3. Se considerará que un recurso presenta interés casacional cuando la sentencia recurrida se oponga a doctrina jurisprudencial del Tribunal Supremo o resuelva puntos y cuestiones sobre los que exista jurisprudencia contradictoria de las Audiencias Provinciales o aplique normas que no lleven más de cinco años en vigor, siempre que, en este último caso, no existiese doctrina jurisprudencial del Tribunal Supremo relativa a normas anteriores de igual o similar contenido.

Cuando se trate de recursos de casación de los que deba conocer un Tribunal Superior de Justicia, se entenderá que también existe interés casacional cuando la sentencia recurrida se oponga a doctrina jurisprudencial o no exista dicha doctrina del Tribunal Superior sobre normas de Derecho especial de la Comunidad Autónoma correspondiente.

Artículo 469. Motivos del recurso extraordinario por infracción procesal.

1. El recurso extraordinario por infracción procesal sólo podrá fundarse en los siguientes motivos:

1.º Infracción de las normas sobre jurisdicción y competencia objetiva o funcional.

2.º Infracción de las normas procesales reguladoras de la sentencia.

3.º Infracción de las normas legales que rigen los actos y garantías del proceso cuando la infracción determinare la nulidad conforme a la ley o hubiere podido producir indefensión.

4.º Vulneración, en el proceso civil, de derechos fundamentales reconocidos en el artículo 24 de la Constitución .

2. Sólo procederá el recurso extraordinario por infracción procesal cuando, de ser posible, ésta o la vulneración del artículo 24 de la Constitución se hayan denunciado en la instancia y cuando, de haberse producido en la primera, la denuncia se haya reproducido en la segunda instancia.

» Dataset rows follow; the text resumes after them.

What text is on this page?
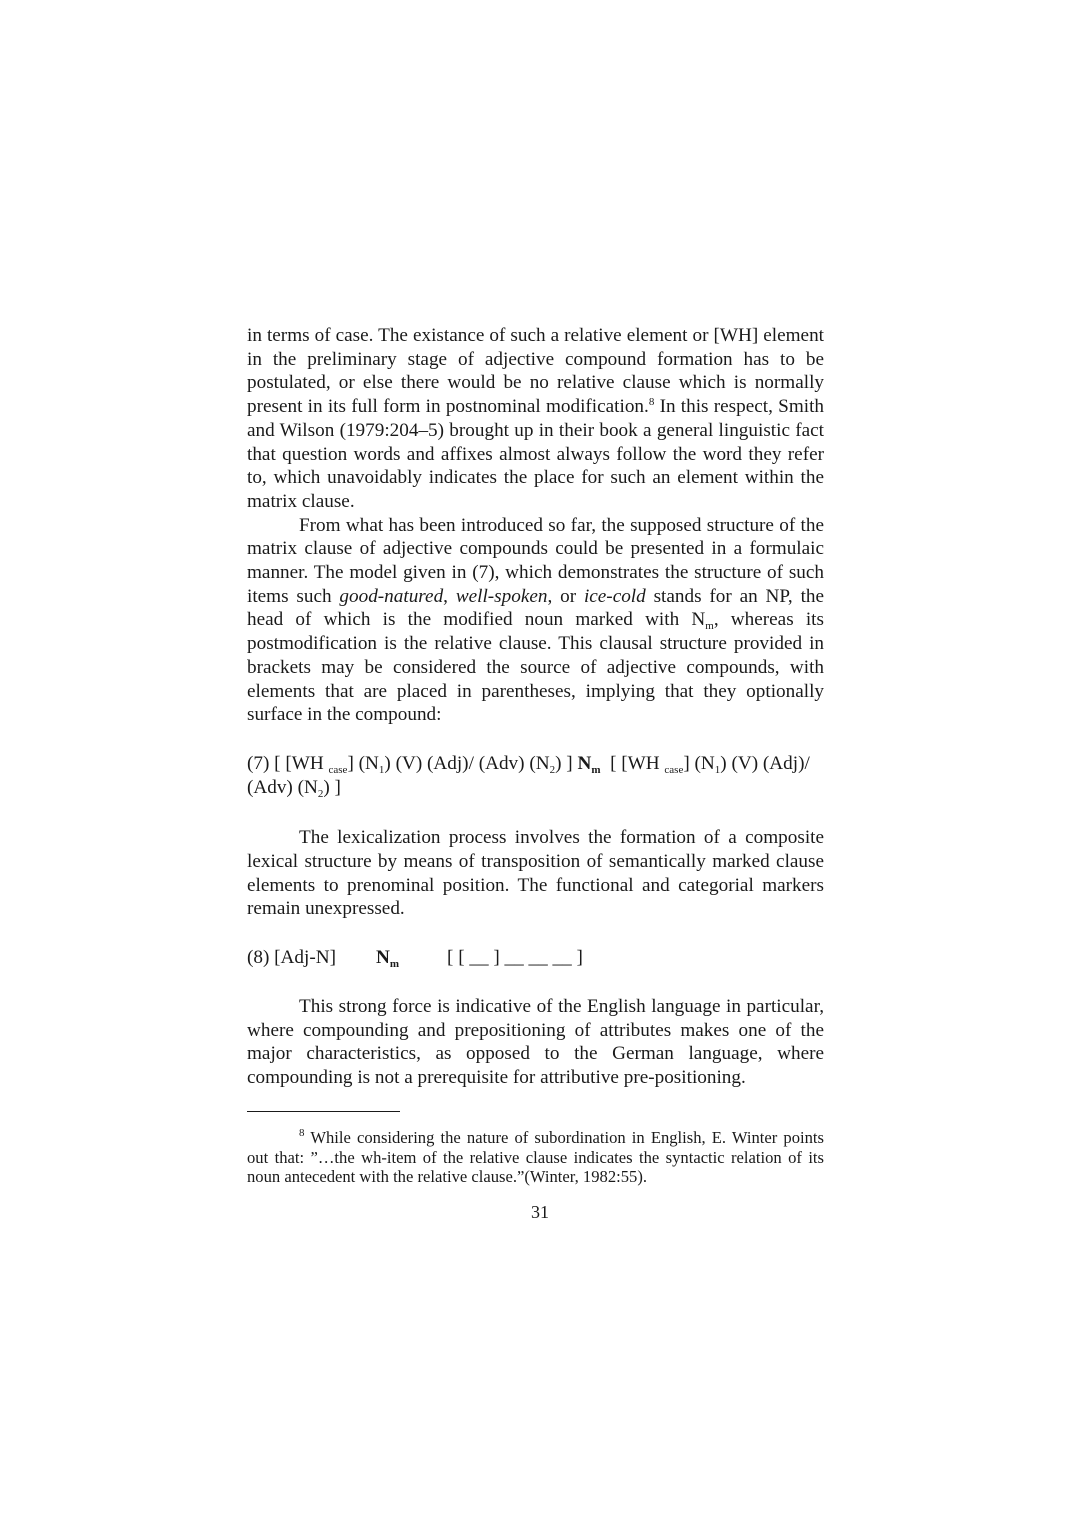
in terms of case. The existance of such a relative element or [WH] element in the preliminary stage of adjective compound formation has to be postulated, or else there would be no relative clause which is normally present in its full form in postnominal modification.$^8$ In this respect, Smith and Wilson (1979:204–5) brought up in their book a general linguistic fact that question words and affixes almost always follow the word they refer to, which unavoidably indicates the place for such an element within the matrix clause.

From what has been introduced so far, the supposed structure of the matrix clause of adjective compounds could be presented in a formulaic manner. The model given in (7), which demonstrates the structure of such items such good-natured, well-spoken, or ice-cold stands for an NP, the head of which is the modified noun marked with $N_m$, whereas its postmodification is the relative clause. This clausal structure provided in brackets may be considered the source of adjective compounds, with elements that are placed in parentheses, implying that they optionally surface in the compound:

(7) [ [WH $_{case}$] $(N_1)$ (V) (Adj)/ (Adv) $(N_2)$ ] $N_m$  [ [WH $_{case}$] $(N_1)$ (V) (Adj)/ (Adv) $(N_2)$ ]

The lexicalization process involves the formation of a composite lexical structure by means of transposition of semantically marked clause elements to prenominal position. The functional and categorial markers remain unexpressed.

(8) [Adj-N] $N_m$	[ [ __ ] __ __ __ ]

This strong force is indicative of the English language in particular, where compounding and prepositioning of attributes makes one of the major characteristics, as opposed to the German language, where compounding is not a prerequisite for attributive pre-positioning.

$^8$ While considering the nature of subordination in English, E. Winter points out that: ”…the wh-item of the relative clause indicates the syntactic relation of its noun antecedent with the relative clause.”(Winter, 1982:55).
31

Además, si la violación de derecho fundamental hubiere producido falta o defecto subsanable, deberá haberse pedido la subsanación en la instancia o instancias oportunas.

PUBLICACIÓN.- Leída y publicada fue la anterior Sentencia por el Iltmo. Sr. Magistrado de la Sección Quinta de esta Audiencia Provincial, Don JOSÉ HERRERA TAGUA, Ponente que la redactó, estando celebrando audiencia pública en el día de su fecha, ante mí el Secretario de lo que certifico.-

DILIGENCIA.- En el mismo día se contrajo certificación de la anterior Sentencia y publicación de su rollo; doy fe.